BMNNSDK (BITMAIN Neural Network SDK) is a deep learning SDK customized by BitMain based on its self-developed AI chip, covering the network compilation and runtime enablement required by Neural Network inference , to provide an easy-to-use and high-efficiency full-stack solution for deep learning applications development and deployment.
The BMNNSDK consists of two parts, BMNet and BMRuntime. BMNet is responsible for optimizing various deep neural network models (such as caffemodel) , fully balancing the EU operation and access time, improving the parallelism of the operation, and finally transforming into bmodel supported by Bitmain TPU. BMRuntime is responsible for driving the TPU chip, providing a unified programming interface for the upper application, enabling the network inference through the bmodel, while the users don’t need to be concerned with the hardware implementation details.

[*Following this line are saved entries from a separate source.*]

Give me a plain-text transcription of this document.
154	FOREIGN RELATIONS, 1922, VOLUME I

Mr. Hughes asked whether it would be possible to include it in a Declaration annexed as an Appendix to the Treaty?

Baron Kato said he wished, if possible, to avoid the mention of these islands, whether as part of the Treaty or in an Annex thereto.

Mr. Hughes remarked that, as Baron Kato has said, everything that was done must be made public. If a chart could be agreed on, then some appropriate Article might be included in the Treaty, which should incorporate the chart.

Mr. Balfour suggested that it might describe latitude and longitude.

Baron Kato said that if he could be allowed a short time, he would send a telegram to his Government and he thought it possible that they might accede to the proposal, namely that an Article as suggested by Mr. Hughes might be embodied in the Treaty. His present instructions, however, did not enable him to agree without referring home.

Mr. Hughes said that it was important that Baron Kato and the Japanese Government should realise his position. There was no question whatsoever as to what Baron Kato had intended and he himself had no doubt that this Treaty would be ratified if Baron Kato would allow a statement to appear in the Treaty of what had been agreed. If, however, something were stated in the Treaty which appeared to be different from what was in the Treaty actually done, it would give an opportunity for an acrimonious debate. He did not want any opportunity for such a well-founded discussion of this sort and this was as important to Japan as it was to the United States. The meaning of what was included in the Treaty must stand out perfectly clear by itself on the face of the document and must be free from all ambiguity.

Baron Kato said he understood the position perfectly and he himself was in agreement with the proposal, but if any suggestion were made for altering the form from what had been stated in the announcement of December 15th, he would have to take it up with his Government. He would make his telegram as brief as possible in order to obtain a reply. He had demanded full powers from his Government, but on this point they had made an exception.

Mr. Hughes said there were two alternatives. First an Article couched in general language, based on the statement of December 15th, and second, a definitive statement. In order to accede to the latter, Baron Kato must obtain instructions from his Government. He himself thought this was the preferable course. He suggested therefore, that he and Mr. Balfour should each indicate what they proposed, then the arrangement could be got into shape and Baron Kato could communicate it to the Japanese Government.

BMNNSDK has two kinds of compilation. For the layer that TPU support, you can use the BMNet to compile and deploy. For the layer that TPU can’t support currently, you can extend the compiler by BMNet programming interface, use the BMKernel programming interface or CPU instructions to add custom network layer, enable users to compile a non-public network.
We provide developers with docker image for development, which integrated the tools and libraries required for BMNNSDK, developers can use it to develop the deep learning application.
The compiled network and the deep learning application can be deployed through BMRuntime after integrated. In the deployed process, you can use the BMNet inference engine API interface for programming.
It provides two types of development, PCIE and SOC, you can choose the one that suits you.
Base on BitMain’s AI chip, it provides the maximum inference throughput and the simplest deployment environment.
Provides a runtime programming interface to use the TPU compulting resources, enable users to develop in depth.
The runtime library provides concurrent processing capability, and supports multithreading and multiprocessing.